Buck Showalter should have intentionally walked Jeter in the ninth to set up the double play, and Evan Meek shouldn't have started Jeter off with an 86 mph cut fastball up and out over the plate, the exact pitch Jeter made his living fisting off into right. Set up? Grooved? I don't particularly care. We went through this same thing at the All-Star Game, and I said then what I believe now: the moment still happened, and the memory will still feel just as good even if it was goosed a bit. "I could be upset about it," Meek said, "but you're better off just understanding how important a day it was for baseball, for him."

I'm a Yankee fan, and a Derek Jeter fan, and neither has been particularly easy this year. This was the first season Jeter really felt old, and even worse, consumed by his own hype. Blame that on Steiner Sports and Gatorade and lazy sportswriters, if you like, but Jeter's always been a cipher, and this year, for the first time, he seemed completed subsumed into the Jeter legend.

Even in New York, it felt like too much in a way it hadn't before. (It has surely felt like this for a long time in the rest of the country. Inside this bubble, Jeter's treated like a hometown hero because that's what he is; nationally, he was forced as a hometown hero on fans who already had their own. The Jeter backlash has always been against the selling of Derek Jeter.)

So I expected to go into last night with mixed emotions. I was willing to entertain my cynical side in a way I didn't for Mariano Rivera's farewell. It didn't work out that way. Jeter, despite being used as an unwitting champion for the basest causes, has always had a way of pushing me toward the earnest. That's the purest sort of fandom, I think.

Jeter, too, failed to take the night in stride.

"You try to trick yourself that you're not feeling those feelings," Jeter said, "and I've always been able to do it. But then people say things to you and you almost lose it."

I justified my unexpected sincerity by recognizing that tonight was never going to be about Jeter as much as it would be about recalling how Jeter and I have grown old, if not together, then at the same time. I had just started middle school when he came up as a skinny little shortstop for a promising team that hadn't been good in my lifetime. A Yankee dynasty rose and fell and the World Trade Center did too, and I moved away and got tattooed with the Yankees' logo and came back, and I finished school and fell in love and attempted to share my Yankee fandom with my love and saw her genuinely excited when they won another trophy. I've gotten jobs and lost them, I've made a home and a career, and I've turned 30, and just this summer I watched my father, the man who gave me my baseball fandom and took me to watch a rookie named Derek Jeter, die many years before he should have died. New York has changed irrevocably since 1995, and I have too, but Jeter has always worn pinstripes.

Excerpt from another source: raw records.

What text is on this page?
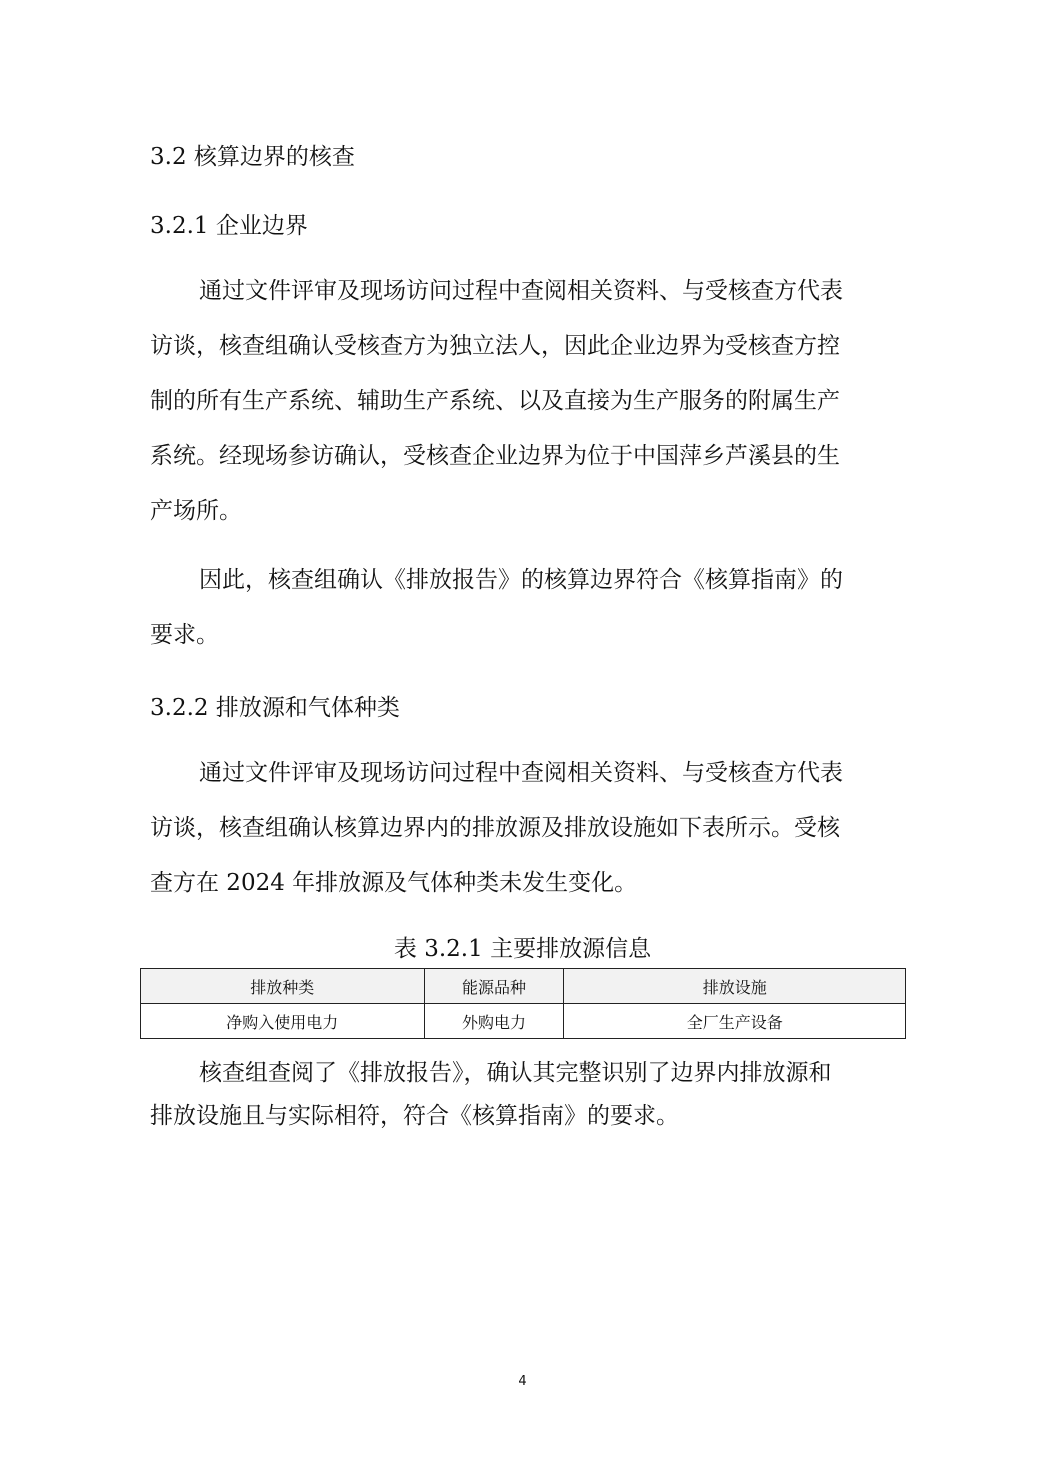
3.2 核算边界的核查
3.2.1 企业边界
通过文件评审及现场访问过程中查阅相关资料、与受核查方代表
访谈，核查组确认受核查方为独立法人，因此企业边界为受核查方控
制的所有生产系统、辅助生产系统、以及直接为生产服务的附属生产
系统。经现场参访确认，受核查企业边界为位于中国萍乡芦溪县的生
产场所。
因此，核查组确认《排放报告》的核算边界符合《核算指南》的
要求。
3.2.2 排放源和气体种类
通过文件评审及现场访问过程中查阅相关资料、与受核查方代表
访谈，核查组确认核算边界内的排放源及排放设施如下表所示。受核
查方在 2024 年排放源及气体种类未发生变化。
表 3.2.1 主要排放源信息
排放种类	能源品种	排放设施
净购入使用电力	外购电力	全厂生产设备
核查组查阅了《排放报告》，确认其完整识别了边界内排放源和
排放设施且与实际相符，符合《核算指南》的要求。
4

Everyone has their player like that; Jeter just happens to be mine. But he isn't mine alone. There are millions of people with 20 years worth of memories that came to the surface last night, and these are some of mine:

I was in the building for the home opener in 1996, in the snow, the first chance to see the new franchise shortstop on a team that was going to win championships in four out of the next five season, two facts no one knew at the time but don't affect the memory in the least. I was in the building in 2003, when he doubled off Pedro Martinez in the eighth inning of Game 7, kicking off a rally and making possible what would eventually be the single most delirious moment of my life. I was in the building in 2004, when he dove into the stands to make a catch in a bananas extra-inning game against Boston. The fans around him immediately stood up, blocking my line of sight, and the only way I knew he came up clutching the ball was by the sound of fans who could see, the same sort of I-can't-believe-he-did-it roar that follow Jeter's walk-off single last night.

That roar last night will be my memory of this, I think.

Jeter was very good for a very long time on a team that was almost unprecedentedly successful, for a franchise that is unmatched at emphasizing its history. It was inevitable that Jeter would go down as one of the all-time greats, even if he wasn't. But my memories of Jeter are of childhood and of a stretch of sports fandom that was just about as perfect as anyone's ever had, and no one can pick that apart. I could not in good conscience have asked for any more memories out of Derek Jeter; then he gave me one more anyway.